10. Ground No.4: In this ground, the assessee has challenged the action of AO in holding that unabsorbed depreciation of Rs. 2,91,67,191/- has emanated from exempt unit and accordingly set off of the same against the taxable income computed after allowed exemption u/s 10A was denied. It is noted that this ground is similar to the Ground no. 2 of assessment year 2006-07. The factual and legal position remaining same in both the year, we direct the AO to follow our order for A.Y.2006-07, on this issue.
11. Ground No.5: In this ground the assessee has challenged the action for AO and denying the benefit of deduction u/s 10A on the amount of interest income in deposits with the bank, amounting to Rs. 2,28,50,823/-. Facts and legal position being identical, we direct that our order for A.Y. 2006-07 should be followed on this issue.
12. Ground No.6: The assessee has challenged the action of AO in not accepting the assessee’s claim that book profit u/s 115JB of the Act has to be computed, by reducing the amount of interest income on deposits to which provisions of section 10A applied.
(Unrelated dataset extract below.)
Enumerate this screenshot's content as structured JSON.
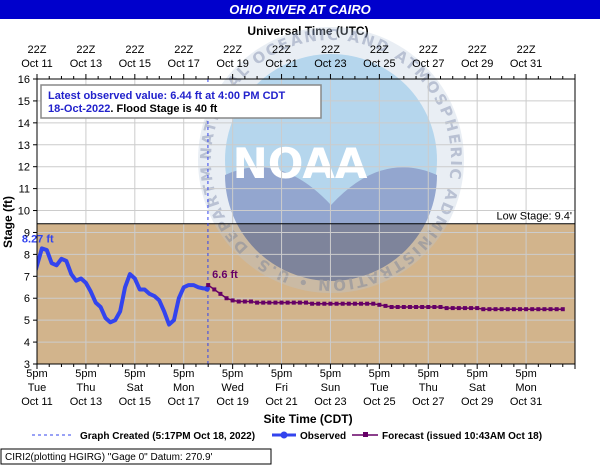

12.1 It is noted that this ground is identical to Ground no.4 of assessment year 2006-07, accordingly, we direct that our order for A.Y. 2006-07 on this ground should be followed.
13. Grounds No.7, 8 & 9: are consequential, and therefore these are dismissed.
14. In the result, both the appeals of the assessee are partly allowed.
Order pronounced in the open court on 30th November, 2015.